出版されたものは著者の手を離れていくし、読者たちがそこに何事かを投影し、あるいはそこからまた別の本に引き継がれることもあるだろう。一冊の本の寿命が人の一生より長い場合もよくあることだ。ある意味では取次であるかどうかにかかわらず、本に関わる誰もが中動態のような中にいるのではないだろうか。(p.202) 

贈る主体ではないという意識を抱えながら。

 

本は複数冊を組み合わせることによって新しい価値観が生じてくる。

そんな話はよく聞く。

組み合わせるのは棚をつくる人、とついうっかり思ってしまうけれど、棚をつくる人がどこからヒントを得ているのかも考えておかないといけない。

本を選ぶ人というのはどこにでもいる。

一冊ではなく、複数冊の本をまとめるときに生じる価値を大事にすること。

久禮さんがこう言う。

ぼくの仕事は、どれだけ多様なお客さんの思いを拾い集めて品揃えに組み込み、ひとつの本が売れなかったときに、次に売り上げの見込めるもうひとつの本に取り替えることでその思いを売場に残し続けていくかだと思います。(p.255)

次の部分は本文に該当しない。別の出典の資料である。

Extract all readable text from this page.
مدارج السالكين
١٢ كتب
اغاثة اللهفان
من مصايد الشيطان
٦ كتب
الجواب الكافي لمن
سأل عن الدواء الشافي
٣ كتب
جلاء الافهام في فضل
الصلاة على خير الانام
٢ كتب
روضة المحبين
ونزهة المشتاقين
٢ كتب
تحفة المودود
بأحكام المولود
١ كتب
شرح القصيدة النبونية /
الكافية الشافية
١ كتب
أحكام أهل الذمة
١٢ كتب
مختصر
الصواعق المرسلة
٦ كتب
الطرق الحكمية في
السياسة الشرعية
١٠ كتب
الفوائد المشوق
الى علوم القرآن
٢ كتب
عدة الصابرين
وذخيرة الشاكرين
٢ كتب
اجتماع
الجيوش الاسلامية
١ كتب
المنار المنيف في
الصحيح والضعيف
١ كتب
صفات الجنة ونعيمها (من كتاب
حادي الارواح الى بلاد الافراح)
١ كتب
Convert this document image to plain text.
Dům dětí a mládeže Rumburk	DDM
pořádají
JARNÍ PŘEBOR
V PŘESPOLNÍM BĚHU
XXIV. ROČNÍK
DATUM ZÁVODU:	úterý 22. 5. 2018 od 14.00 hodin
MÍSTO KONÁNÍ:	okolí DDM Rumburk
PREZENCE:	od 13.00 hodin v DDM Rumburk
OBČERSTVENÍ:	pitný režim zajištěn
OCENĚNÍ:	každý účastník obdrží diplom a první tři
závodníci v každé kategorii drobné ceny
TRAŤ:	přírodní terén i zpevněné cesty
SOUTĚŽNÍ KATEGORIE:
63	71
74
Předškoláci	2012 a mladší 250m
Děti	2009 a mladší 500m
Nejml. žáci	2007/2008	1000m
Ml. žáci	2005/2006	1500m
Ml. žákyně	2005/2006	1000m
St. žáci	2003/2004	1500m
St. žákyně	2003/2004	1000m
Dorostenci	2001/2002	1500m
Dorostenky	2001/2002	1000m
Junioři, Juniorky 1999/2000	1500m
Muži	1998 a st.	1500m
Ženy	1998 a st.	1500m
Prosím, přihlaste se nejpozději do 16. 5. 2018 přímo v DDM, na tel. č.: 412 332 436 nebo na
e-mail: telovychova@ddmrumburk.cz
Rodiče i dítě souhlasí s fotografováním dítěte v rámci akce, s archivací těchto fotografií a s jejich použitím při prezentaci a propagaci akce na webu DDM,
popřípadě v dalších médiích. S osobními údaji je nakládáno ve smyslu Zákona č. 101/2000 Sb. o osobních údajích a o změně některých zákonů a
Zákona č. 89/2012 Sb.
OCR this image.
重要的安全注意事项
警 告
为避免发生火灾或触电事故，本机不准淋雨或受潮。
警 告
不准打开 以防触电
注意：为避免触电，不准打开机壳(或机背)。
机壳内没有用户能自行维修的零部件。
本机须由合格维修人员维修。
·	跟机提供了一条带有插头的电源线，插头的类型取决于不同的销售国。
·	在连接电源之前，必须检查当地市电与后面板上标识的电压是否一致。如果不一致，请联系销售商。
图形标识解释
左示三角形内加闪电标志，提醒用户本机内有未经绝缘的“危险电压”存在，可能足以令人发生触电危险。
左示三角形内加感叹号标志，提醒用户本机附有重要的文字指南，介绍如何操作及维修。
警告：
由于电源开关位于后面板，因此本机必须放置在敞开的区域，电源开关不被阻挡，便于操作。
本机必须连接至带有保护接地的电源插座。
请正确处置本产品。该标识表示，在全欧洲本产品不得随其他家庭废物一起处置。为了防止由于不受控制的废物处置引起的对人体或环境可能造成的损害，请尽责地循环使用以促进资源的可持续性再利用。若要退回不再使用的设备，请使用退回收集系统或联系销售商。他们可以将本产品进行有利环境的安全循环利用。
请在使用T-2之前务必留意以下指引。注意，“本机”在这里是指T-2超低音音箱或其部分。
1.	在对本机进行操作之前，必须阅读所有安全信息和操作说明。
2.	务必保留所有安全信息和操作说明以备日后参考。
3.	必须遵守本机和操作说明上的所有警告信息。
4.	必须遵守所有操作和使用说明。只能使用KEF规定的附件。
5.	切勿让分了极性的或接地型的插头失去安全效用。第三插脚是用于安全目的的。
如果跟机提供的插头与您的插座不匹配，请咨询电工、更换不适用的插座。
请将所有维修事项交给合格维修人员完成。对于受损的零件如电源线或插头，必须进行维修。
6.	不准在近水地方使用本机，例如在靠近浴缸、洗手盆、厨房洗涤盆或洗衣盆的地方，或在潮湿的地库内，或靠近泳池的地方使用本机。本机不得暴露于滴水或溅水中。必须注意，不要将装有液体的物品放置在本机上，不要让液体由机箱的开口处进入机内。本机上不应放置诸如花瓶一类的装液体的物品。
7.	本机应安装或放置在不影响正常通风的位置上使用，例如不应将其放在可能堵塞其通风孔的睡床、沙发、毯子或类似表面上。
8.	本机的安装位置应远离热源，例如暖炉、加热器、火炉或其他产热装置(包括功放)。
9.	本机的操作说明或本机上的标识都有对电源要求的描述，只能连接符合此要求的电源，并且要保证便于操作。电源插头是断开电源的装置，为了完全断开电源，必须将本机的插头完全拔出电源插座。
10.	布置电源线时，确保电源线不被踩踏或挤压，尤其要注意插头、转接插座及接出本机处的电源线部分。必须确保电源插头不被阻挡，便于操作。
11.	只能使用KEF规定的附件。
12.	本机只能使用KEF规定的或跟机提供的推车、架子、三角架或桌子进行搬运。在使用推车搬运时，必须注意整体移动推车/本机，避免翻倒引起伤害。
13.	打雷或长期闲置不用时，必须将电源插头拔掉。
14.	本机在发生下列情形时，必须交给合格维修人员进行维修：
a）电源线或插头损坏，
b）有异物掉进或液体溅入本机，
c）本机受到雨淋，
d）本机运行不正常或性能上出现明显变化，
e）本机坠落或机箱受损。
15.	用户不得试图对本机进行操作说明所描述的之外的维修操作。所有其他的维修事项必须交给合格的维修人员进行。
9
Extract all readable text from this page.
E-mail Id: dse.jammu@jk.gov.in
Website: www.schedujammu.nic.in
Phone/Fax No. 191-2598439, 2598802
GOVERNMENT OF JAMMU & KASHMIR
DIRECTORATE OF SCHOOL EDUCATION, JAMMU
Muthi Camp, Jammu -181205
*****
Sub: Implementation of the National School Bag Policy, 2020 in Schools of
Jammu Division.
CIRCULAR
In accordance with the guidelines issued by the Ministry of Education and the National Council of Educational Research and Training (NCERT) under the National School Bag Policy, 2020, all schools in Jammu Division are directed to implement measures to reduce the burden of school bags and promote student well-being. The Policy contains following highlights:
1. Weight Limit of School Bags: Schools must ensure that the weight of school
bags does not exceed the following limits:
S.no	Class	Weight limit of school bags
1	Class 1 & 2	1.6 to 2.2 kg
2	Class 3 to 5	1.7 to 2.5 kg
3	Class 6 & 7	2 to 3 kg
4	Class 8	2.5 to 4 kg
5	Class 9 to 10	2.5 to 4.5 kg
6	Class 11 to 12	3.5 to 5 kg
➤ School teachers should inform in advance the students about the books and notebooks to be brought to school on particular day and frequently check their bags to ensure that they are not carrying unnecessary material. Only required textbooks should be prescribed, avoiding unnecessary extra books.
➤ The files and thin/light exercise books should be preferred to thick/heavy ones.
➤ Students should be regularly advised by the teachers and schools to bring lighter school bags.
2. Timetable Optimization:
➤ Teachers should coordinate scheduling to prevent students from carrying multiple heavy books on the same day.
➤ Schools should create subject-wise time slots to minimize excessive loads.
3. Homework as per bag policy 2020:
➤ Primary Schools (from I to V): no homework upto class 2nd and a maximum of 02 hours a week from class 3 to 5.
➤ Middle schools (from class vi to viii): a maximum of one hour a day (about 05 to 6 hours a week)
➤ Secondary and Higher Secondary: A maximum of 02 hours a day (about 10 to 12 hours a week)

本棚とは本の所蔵場所ではなく、本を選んだ人の思いを残す場所である。

本の位置を変える、本を入れ替える、隣り合う本の組み合わせを考える。

誰かが手にとった、誰かが購入した、そういう本への思いを本棚のなかに形として残す。

たとえば本を開けずに一文字も文章を読めなかった日があったとしても、本に一瞬でも触れることができたら、触れなくても背表紙に視線を送るだけでも、それは自分が持っている本への思いが一日のなかに刻まれるということでもある。

久禮さんがお客さんの「物語」という言葉をつかっていることに安心する。

しかしぼくは書店員として、お客さんから毎日押し寄せてくるような思いを他のお客さんにお返していくことを、何よりも先に語らずにはいられなかったのです。(p.262)

 

本そのものには手も足もないのに、それでも世界のあちこちを巡り歩いて動き回る。

人間は「本という存在をなんとかしたい」と考えて、それに手を添えて世界のなかで動かしていく。

一見すると人間が本を自由に選んであちこち連れ回しているようだけれど、でも実際には本が私たちに手を貸すことを常に要求しているようにも見える。

本はいつでも「私をどこかへ連れて行け」なんて声を発しているように思える。